Wäre schön, wenn Ihr wieder alle mitmacht!

Gruß Walt

Im Fainale sind:

*Anna Julia Kapfelsberger (Charlotte Sommer, Unter Uns)*





_*Anne Menden (Emily Höfer, GZSZ)*_





_*Jeanette Biedermann (Anna Polauke, Anna und die Liebe)*_





_*Jessica Ginkel (Caroline Neustädter, GZSZ)*_





_*Katharina Woschek (Marie Töppers, Marienhof)*_





_*Katrin Heß (Judith Hagendorf, Verbotene Liebe)*_





_*Sarah Bogen (Lilii Mattern, Unter Uns)*_







_*Sarah Tkotsch (Lucy Köster, GZSZ)*_
_*





Sarah Ulrich (Romy Sturm, Unter Uns)*_





_*Susan Sideropoulos (Verena Koch, GZSZ)*_





_*Theresa Underberg (Lydia Brandner, Verbotene Liebe)*_





*ES WÄRE GANZ TOLL,WENN VIELLEICHT EIN ANDERER USER VON CELEBBOARD BILDER VON DEN MÄDELS POSTEN KÖNNTE!*


----------



## coci (29 Juli 2009)

lol7 *Oh ich bin ja der 1.* lol4​


----------



## TerenziConnor (29 Juli 2009)

Jessica :thumbup:


----------



## Walt (30 Juli 2009)

Ich finde die alle total hot, ohne Ausnahme, die Entscheidung fällt mir wirklich sehr schwer.

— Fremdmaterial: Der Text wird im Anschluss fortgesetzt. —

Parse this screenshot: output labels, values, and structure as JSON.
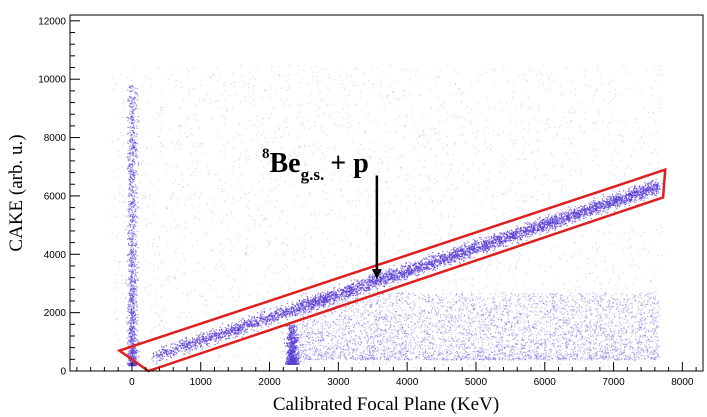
{
  "chart_data": {
    "type": "scatter",
    "title": "",
    "xlabel": "Calibrated Focal Plane (KeV)",
    "ylabel": "CAKE (arb. u.)",
    "xlim": [
      -900,
      8300
    ],
    "ylim": [
      0,
      12200
    ],
    "xticks": [
      0,
      1000,
      2000,
      3000,
      4000,
      5000,
      6000,
      7000,
      8000
    ],
    "yticks": [
      0,
      2000,
      4000,
      6000,
      8000,
      10000,
      12000
    ],
    "grid": false,
    "point_color": "#5a3fd6",
    "gate_color": "#e01e1e",
    "bands": [
      {
        "label": "locus",
        "x_start": 300,
        "y_start": 500,
        "x_end": 7650,
        "y_end": 6350
      },
      {
        "label": "vertical band near zero",
        "x": 0,
        "y_min": 200,
        "y_max": 9800
      },
      {
        "label": "cluster near 2300 keV",
        "x": 2320,
        "y_min": 250,
        "y_max": 1600
      },
      {
        "label": "diffuse lower region",
        "x_min": 2400,
        "x_max": 7650,
        "y_min": 400,
        "y_max": 2700
      }
    ],
    "gate_polygon": [
      {
        "x": -180,
        "y": 700
      },
      {
        "x": 7750,
        "y": 6900
      },
      {
        "x": 7720,
        "y": 5950
      },
      {
        "x": 240,
        "y": 0
      }
    ],
    "annotation": {
      "mass_number": "8",
      "element": "Be",
      "state": "g.s.",
      "rest": "+  p",
      "arrow_from": {
        "x": 3560,
        "y": 6700
      },
      "arrow_to": {
        "x": 3560,
        "y": 3150
      }
    }
  }
}
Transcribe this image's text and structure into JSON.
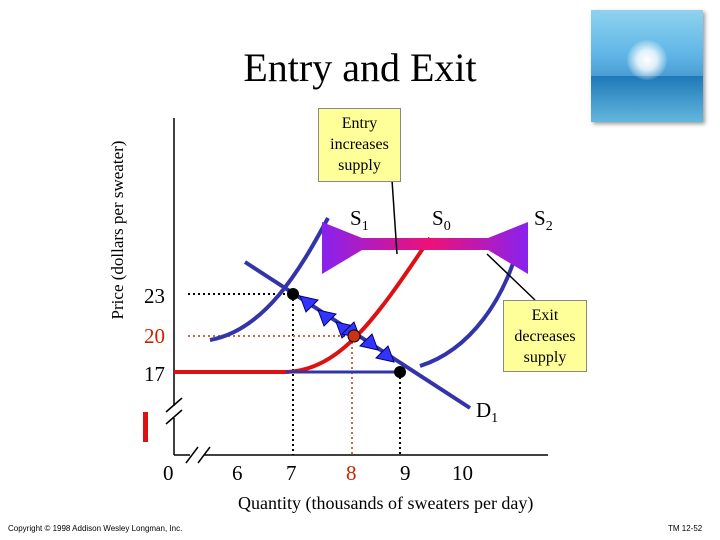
{
  "title": "Entry and Exit",
  "axes": {
    "ylabel": "Price (dollars per sweater)",
    "xlabel": "Quantity (thousands of sweaters per day)"
  },
  "x_ticks": [
    {
      "label": "0",
      "color": "#000000"
    },
    {
      "label": "6",
      "color": "#000000"
    },
    {
      "label": "7",
      "color": "#000000"
    },
    {
      "label": "8",
      "color": "#cc2200"
    },
    {
      "label": "9",
      "color": "#000000"
    },
    {
      "label": "10",
      "color": "#000000"
    }
  ],
  "y_ticks": [
    {
      "label": "23",
      "color": "#000000"
    },
    {
      "label": "20",
      "color": "#cc2200"
    },
    {
      "label": "17",
      "color": "#000000"
    }
  ],
  "curves": {
    "s1": {
      "label": "S",
      "sub": "1"
    },
    "s0": {
      "label": "S",
      "sub": "0"
    },
    "s2": {
      "label": "S",
      "sub": "2"
    },
    "d1": {
      "label": "D",
      "sub": "1"
    }
  },
  "callouts": {
    "entry": "Entry increases supply",
    "exit": "Exit decreases supply"
  },
  "colors": {
    "supply_blue": "#3333aa",
    "supply_red": "#dd1111",
    "arrow_pink": "#ee1177",
    "arrow_violet": "#8822ee",
    "callout_bg": "#ffff99"
  },
  "footer": {
    "copyright": "Copyright © 1998 Addison Wesley Longman, Inc.",
    "slide_id": "TM 12-52"
  }
}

Ich schwanke zwischen Jessica Ginkel und Katrin Heß. Habe meine Stimme letztlich für Jessica abgegeben, weil ich glaube, dass sie gegen die total überwertete Jeanette Biedermann (die aber auch knusprig ist) die besten Chancen hat.

Aber die süße Katrin Heß hat wirklich auch Eure Stimme verdient. Deshalb möchte meinen Post hier als Werbung für Katrin Heß verstanden wissen!

LG Walt


----------



## Rolli (30 Juli 2009)

Es kann nur eine geben!!! 

*Jeanette Biedermann*


----------



## General (30 Juli 2009)

So Stimme ist raus


----------



## Walt (1 Aug. 2009)

*Falls jemand hier Bilder der 11 Soap-Girls posten würden, wäre ich ihm/ihr sehr dankbar!*​
Walt


----------



## Katzun (1 Aug. 2009)

Walt schrieb:


> *Falls jemand hier Bilder der 11 Soap-Girls posten würden, wäre ich ihm/ihr sehr dankbar!*​
> Walt



ich mach das später und baue sie unter die jeweiligen namen rein.

grüsse,
katzun


----------



## Walt (2 Aug. 2009)

Diese Meldung ist sehr schade:

*Seit April 2006 spielt Jessica Ginkel die Rolle der Caroline Neustädter in der RTL-Daily-Soap. Am 27. Juli 2009 gab sie ihren Ausstieg bei GZSZ bekannt.*

Gruß Walt


----------



## jogi50 (6 Aug. 2009)

nehme Jeanette Biedermann.


----------



## Bockwurst (8 Aug. 2009)

Meine Stimme geht an Theresa Underberg


----------



## mark lutz (8 Aug. 2009)

schwere wahl aber ich habe mal für die sahra gestimmt hehe


----------



## tommie3 (15 Aug. 2009)

Hab Jeanette gewählt.
Ist schon ne schnuckelige.


----------



## Walt (18 Aug. 2009)

*Hi!

Jeder der Lust hat, darf hier Bilder der Soap-Girls posten! Nur zu!

Gruß Walt!*


----------



## Walt (28 Aug. 2009)

@ Mark Lutz:

Für welche Sarah bist Du denn?

Ganz schön knapp hier! Könnte noch spannend werden, denn das voten ist ja noch fast bis Weihnachten möglich. 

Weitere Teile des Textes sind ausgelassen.